Turecek Frantisek, Holm Anne I S, Panja Subhasis, Nielsen Steen Brønsted, Hvelplund Preben
Department of Chemistry, Bagley Hall, Box 351700, University of Washington, Seattle, WA 98195-1700, USA.
J Mass Spectrom. 2009 Oct;44(10):1518-31. doi: 10.1002/jms.1642.
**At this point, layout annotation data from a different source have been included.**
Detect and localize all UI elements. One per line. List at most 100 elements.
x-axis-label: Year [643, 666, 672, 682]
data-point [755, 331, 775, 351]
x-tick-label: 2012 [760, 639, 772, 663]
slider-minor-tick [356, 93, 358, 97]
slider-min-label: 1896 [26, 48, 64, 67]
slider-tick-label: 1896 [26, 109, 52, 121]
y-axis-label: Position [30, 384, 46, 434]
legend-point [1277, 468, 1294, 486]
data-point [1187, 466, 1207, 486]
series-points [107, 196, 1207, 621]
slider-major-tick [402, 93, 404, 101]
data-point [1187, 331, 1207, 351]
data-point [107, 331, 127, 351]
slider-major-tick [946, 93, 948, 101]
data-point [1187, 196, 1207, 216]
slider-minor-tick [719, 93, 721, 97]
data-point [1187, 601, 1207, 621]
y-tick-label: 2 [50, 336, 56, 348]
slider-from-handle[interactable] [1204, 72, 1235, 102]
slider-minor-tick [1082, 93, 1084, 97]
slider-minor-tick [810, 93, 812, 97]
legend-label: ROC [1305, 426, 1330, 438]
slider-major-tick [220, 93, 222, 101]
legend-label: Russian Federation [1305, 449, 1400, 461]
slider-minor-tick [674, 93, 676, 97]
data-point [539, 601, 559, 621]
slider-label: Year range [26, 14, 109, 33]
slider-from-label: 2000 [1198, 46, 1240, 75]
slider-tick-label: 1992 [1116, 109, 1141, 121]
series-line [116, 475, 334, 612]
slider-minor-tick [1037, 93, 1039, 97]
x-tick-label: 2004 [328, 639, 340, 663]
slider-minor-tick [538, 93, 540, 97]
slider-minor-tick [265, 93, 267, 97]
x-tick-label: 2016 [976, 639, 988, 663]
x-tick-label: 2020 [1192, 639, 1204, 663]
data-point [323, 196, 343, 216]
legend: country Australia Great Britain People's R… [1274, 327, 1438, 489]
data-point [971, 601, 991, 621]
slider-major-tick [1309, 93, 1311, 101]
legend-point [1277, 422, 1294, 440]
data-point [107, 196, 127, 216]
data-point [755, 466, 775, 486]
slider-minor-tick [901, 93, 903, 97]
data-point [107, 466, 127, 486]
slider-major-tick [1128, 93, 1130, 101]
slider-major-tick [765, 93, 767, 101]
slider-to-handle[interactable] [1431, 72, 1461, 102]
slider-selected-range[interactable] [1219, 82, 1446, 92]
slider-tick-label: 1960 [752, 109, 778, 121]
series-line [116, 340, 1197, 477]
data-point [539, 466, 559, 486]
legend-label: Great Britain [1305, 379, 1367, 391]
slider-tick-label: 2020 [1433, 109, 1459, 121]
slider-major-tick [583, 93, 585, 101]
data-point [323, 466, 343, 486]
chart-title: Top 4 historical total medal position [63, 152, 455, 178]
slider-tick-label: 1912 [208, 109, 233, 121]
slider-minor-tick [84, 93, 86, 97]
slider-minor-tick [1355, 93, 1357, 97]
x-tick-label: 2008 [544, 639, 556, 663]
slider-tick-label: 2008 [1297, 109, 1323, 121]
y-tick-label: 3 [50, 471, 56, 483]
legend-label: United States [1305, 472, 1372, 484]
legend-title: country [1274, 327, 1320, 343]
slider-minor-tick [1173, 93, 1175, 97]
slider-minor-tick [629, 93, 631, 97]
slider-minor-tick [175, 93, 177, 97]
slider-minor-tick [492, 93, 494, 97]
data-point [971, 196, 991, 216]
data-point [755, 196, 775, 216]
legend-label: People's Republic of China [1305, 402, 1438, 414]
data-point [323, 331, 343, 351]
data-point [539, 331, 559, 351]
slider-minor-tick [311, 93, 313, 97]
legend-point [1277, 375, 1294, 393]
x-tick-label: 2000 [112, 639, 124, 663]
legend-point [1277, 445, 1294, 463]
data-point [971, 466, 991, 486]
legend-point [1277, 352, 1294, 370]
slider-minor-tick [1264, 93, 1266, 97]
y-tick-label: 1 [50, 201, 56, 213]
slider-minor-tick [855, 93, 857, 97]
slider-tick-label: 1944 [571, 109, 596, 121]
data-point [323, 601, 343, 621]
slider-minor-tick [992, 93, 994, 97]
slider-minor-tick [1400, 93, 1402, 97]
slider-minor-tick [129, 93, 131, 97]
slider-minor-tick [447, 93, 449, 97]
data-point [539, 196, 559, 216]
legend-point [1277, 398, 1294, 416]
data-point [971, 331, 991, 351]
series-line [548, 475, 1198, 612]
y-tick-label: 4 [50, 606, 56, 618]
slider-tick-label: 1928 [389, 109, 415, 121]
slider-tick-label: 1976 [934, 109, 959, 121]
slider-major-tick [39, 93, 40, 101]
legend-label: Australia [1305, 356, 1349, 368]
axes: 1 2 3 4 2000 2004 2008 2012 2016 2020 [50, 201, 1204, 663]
Transition metal cations Co2+, Ni2+ and Zn2+ form 1 : 1 : 1 ternary complexes with 2,2'-bipyridine (bpy) and peptides in aqueous methanol solutions that have been studied for tripeptides GGG and GGL. Electrospray ionization of these solutions produced singly charged [Metal(bpy)(peptide-H)]+ and doubly charged [Metal(bpy)(peptide)]2+ ions (Metal = metal ion) that underwent charge reduction by glancing collisions with Cs atoms at 50 and 100 keV collision energies. Electron transfer to [Metal(bpy)(peptide)]2+ ions was less than 4.2 eV exoergic and formed abundant fractions of non-dissociated charge-reduced intermediates. Charge-reduced [Metal(bpy)(peptide)]+ ions dissociated by the loss of a hydrogen atom, ammonia, water and ligands that depended on the metal ion. The Ni and Co complexes mainly dissociated by the elimination of ammonia, water, and the peptide ligand. The Zn complex dissociated by the elimination of ammonia and bpy. A sequence-specific fragment was observed only for the Co complex. Electron transfer to [Metal(bpy)(peptide-H)]+ was 0.6-1.6 eV exoergic and formed intermediate radicals that were detected as stable anions after a second electron transfer from Cs. [Metal(bpy)(peptide-H)] neutrals and their anions dissociated by the loss of bpy and peptide ligands with branching ratios that depended on the metal ion. Optimized structures for several spin states, electron transfer and dissociation energies were addressed by combined density functional theory and Møller-Plesset perturbational calculations to aid interpretation of experimental data. The experimentally observed ligand loss and backbone cleavage in charge-reduced [Metal(bpy)(peptide)]+ complexes correlated with the dissociation energies at the present level of theory. The ligand loss in +CR- spectra showed overlap of dissociations in charge-reduced [Metal(bpy)(peptide-H)] complexes and their anionic counterparts which complicated spectra interpretation and correlation with calculated dissociation energies.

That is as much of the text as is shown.